In January 2018, a female crocodile in a Costa Rican zoo laid a clutch of eggs. This was strange: She had lived on her own for 16 years.
While crocodiles can lay sterile eggs that do not develop, some of these clutches appear to be completely normal. And one of them — in a plot twist familiar to anyone who’s seen “Jurassic Park” — went on to mature in an incubator. In this case, Life did not find a wayThe egg eventually produced a fully formed but stillborn baby crocodile.
in Research paper published Wednesday in the journal Biology LettersAnd A team of researchers reports that the baby crocodile was virginal – the product of a virgin birth, containing only genetic material from its mother. While parthenogenesis has been identified in creatures as diverse as King CobraAnd saw And California condorThis is the first time that crocodiles have been found. And because of where crocodiles fall on the tree of life, it means that pterosaurs and dinosaurs may also have been capable of such reproductive feats.
Here’s how a virgin birth happens: As an egg cell matures in its mother’s body, it divides repeatedly to produce a final product with exactly half of the genes an individual needs. Three smaller cytosolic sacs containing the chromosomes, known as polar bodies, are formed as by-products. Polar bodies usually wither. But in vertebrates that can perform parthenogenesis, a single polar body sometimes fuses with an egg, forming a cell that contains the necessary set of chromosomes to form an individual.

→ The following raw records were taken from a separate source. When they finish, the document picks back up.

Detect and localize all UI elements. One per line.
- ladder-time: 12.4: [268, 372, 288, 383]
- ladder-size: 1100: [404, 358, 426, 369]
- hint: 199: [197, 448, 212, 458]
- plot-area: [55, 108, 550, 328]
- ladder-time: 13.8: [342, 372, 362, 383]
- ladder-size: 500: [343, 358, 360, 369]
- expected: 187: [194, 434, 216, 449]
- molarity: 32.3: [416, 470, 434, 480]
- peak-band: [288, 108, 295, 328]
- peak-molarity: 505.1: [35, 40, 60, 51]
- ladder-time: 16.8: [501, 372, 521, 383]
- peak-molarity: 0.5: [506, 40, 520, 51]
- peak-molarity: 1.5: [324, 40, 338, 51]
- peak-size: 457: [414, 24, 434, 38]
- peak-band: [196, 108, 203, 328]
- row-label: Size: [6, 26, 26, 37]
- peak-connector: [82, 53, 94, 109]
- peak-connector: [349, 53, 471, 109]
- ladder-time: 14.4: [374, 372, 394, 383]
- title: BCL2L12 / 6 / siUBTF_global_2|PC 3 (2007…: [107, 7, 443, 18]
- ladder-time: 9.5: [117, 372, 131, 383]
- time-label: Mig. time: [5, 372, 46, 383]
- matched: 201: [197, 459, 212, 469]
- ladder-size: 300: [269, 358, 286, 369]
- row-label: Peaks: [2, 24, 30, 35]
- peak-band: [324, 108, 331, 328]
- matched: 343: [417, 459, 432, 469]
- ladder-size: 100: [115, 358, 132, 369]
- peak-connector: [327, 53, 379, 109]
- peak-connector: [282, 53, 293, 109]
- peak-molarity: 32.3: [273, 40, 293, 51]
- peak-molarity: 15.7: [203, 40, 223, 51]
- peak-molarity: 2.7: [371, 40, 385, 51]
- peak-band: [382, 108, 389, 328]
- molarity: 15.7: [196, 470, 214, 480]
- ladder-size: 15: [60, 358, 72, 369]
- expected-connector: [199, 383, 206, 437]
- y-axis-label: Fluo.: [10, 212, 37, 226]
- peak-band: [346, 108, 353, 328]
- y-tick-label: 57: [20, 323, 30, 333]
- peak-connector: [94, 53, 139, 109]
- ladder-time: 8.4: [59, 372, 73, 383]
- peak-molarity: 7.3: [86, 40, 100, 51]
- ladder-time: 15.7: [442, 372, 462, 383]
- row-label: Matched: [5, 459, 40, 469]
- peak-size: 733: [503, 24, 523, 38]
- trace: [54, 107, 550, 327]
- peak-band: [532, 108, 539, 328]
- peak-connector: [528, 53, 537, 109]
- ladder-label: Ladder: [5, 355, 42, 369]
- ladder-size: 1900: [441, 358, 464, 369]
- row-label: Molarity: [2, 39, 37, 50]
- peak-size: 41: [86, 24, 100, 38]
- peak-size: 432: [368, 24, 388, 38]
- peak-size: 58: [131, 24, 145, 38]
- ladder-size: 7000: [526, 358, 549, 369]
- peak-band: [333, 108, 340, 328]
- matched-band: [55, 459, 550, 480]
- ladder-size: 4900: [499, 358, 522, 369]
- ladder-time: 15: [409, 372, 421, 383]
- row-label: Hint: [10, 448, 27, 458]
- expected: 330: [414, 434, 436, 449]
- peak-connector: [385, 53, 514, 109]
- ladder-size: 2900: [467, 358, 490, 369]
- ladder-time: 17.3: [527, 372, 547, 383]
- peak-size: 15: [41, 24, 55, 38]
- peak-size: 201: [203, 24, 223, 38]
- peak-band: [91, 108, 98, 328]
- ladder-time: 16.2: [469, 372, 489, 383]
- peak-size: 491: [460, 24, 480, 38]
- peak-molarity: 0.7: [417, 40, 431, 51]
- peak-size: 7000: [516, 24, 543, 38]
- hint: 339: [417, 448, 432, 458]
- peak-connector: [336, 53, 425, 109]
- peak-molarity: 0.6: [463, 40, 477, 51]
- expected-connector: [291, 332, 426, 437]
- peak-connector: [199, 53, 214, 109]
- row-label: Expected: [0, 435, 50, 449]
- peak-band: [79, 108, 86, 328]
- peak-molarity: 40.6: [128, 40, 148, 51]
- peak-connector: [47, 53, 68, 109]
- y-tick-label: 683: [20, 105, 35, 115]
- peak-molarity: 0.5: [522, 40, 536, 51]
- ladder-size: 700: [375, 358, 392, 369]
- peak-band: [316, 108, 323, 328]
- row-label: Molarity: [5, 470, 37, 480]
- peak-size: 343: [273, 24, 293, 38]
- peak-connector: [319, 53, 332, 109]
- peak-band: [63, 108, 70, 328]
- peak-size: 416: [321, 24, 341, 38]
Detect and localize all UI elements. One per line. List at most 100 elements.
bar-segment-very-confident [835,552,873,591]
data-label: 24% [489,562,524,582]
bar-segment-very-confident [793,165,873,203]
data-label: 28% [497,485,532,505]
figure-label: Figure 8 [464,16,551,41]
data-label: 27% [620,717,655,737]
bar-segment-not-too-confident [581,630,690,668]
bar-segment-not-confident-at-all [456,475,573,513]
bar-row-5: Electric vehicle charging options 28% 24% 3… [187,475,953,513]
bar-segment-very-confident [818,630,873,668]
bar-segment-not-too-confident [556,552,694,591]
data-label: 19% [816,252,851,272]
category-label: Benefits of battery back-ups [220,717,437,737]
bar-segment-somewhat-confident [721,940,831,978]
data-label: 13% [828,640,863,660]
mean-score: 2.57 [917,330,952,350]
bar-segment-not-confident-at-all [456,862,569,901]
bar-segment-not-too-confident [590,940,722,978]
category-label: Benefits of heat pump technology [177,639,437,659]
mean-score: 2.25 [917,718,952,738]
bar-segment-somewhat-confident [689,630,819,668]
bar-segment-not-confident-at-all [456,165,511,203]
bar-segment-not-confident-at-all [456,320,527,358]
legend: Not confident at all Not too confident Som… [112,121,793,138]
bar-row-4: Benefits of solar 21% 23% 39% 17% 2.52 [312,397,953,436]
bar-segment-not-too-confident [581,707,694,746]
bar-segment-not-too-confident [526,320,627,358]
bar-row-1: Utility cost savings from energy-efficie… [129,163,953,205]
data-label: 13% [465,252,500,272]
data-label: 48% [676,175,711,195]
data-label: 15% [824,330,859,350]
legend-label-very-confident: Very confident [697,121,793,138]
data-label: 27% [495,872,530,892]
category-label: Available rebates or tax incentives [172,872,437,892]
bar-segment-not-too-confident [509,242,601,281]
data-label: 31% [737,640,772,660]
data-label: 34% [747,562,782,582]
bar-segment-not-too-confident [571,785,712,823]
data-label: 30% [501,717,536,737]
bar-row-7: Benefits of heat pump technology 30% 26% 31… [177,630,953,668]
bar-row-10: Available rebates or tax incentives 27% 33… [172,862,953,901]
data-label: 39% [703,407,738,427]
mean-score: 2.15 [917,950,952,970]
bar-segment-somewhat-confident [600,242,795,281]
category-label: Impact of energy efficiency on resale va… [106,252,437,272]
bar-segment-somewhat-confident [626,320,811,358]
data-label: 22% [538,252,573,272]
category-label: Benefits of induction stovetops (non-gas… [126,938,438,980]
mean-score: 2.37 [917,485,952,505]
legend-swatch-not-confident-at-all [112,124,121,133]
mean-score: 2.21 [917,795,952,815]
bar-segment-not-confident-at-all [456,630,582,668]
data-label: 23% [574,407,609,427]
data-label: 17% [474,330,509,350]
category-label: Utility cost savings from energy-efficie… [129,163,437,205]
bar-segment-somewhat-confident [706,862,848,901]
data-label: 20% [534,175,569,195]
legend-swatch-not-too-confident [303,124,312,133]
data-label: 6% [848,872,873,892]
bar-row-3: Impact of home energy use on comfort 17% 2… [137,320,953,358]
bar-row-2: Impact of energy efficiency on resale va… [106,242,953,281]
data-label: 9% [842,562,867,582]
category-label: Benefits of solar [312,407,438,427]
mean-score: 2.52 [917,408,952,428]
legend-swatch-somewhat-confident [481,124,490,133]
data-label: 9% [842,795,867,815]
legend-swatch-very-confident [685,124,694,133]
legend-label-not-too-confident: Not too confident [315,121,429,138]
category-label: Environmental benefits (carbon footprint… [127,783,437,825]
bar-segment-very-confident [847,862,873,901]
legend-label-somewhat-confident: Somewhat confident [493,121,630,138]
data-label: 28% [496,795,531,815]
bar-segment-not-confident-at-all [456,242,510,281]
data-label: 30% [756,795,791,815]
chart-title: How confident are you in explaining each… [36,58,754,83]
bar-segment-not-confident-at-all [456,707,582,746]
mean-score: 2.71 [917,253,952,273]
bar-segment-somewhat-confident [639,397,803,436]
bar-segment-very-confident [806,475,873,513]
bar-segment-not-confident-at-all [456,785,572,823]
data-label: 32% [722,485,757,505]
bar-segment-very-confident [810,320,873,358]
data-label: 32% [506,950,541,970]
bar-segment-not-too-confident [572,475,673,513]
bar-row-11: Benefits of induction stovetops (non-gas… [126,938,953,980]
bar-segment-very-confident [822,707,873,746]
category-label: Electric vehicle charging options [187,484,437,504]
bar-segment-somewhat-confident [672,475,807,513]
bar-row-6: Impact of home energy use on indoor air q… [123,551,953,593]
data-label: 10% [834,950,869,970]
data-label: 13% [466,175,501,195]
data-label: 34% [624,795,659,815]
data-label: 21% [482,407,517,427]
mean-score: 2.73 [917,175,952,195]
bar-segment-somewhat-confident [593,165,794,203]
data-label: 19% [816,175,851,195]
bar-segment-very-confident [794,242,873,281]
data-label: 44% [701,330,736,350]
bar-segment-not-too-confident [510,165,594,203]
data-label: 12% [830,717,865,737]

That’s what appears to have happened in the case of alligators, said Warren Booth, an assistant professor at Virginia Tech who has studied eggs. Dr. Booth is an entomologist whose main focus is bugs, but he was Wide margin in defining parthenogenesis. Sequencing the crocodile’s genome indicates that its chromosomes differed from their mother’s chromosomes at their tips, where there was little DNA recombination—a telltale sign of polar body fusion.
This is exactly what happens in parthenogenesis in birds, lizards and snakes, Dr. Booth said, noting that this group of animals inherited the ability from a common ancestor. But crocodiles evolved long before many modern animals parthenogenesis, which points to intriguing possibilities about the creatures that came between them.
“What this tells us is that it is very likely that this also occurred in dinosaurs and pterosaurs,” said Dr. Booth.
Why do animals produce parthenogens? Dr. Booth said that although some gerbils can survive to adulthood and mate, they are not always the healthiest. But the increasing ease of DNA analysis, making it easier to identify animals born in this way, has shown that they are not entirely rare.
“It’s a lot more prevalent than people think,” he said.
It is possible that parthenogenesis gives a species the ability to survive long periods when no partner is available. A new individual, which carries largely the same genes as its parent, may live long enough for a mate to arrive, allowing sexual reproduction, which tends to produce stronger offspring.
It’s also possible, Dr Booth said, that parthenogenesis is just a trait that doesn’t have enough negatives for evolution to eliminate. It’s not necessarily a response to stress or even a lack of friends. In 2020, scientists found out Lizards can mate and then lay clutches of eggs, some of which are natural offspring and some are inbred. That’s Dr. Booth’s hunch: It’s an ability that can be turned on or off, possibly controlled by a single gene.
So did dinosaurs do it, as the discovery of parthenogenesis in crocodiles suggests? Parthenogenesis is best confirmed by DNA analysis, a process that has allowed scientists to tell apart from late pregnancy, The female stores the sperm for up to six years before using it to fertilize the eggs. Without the ability to retrieve the DNA of dinosaurs and pterosaurs, which do not survive in fossils, there is no certainty.
“We’ll never be able to prove they can do that,” said Dr. Booth. “But it does indicate that they have the ability.”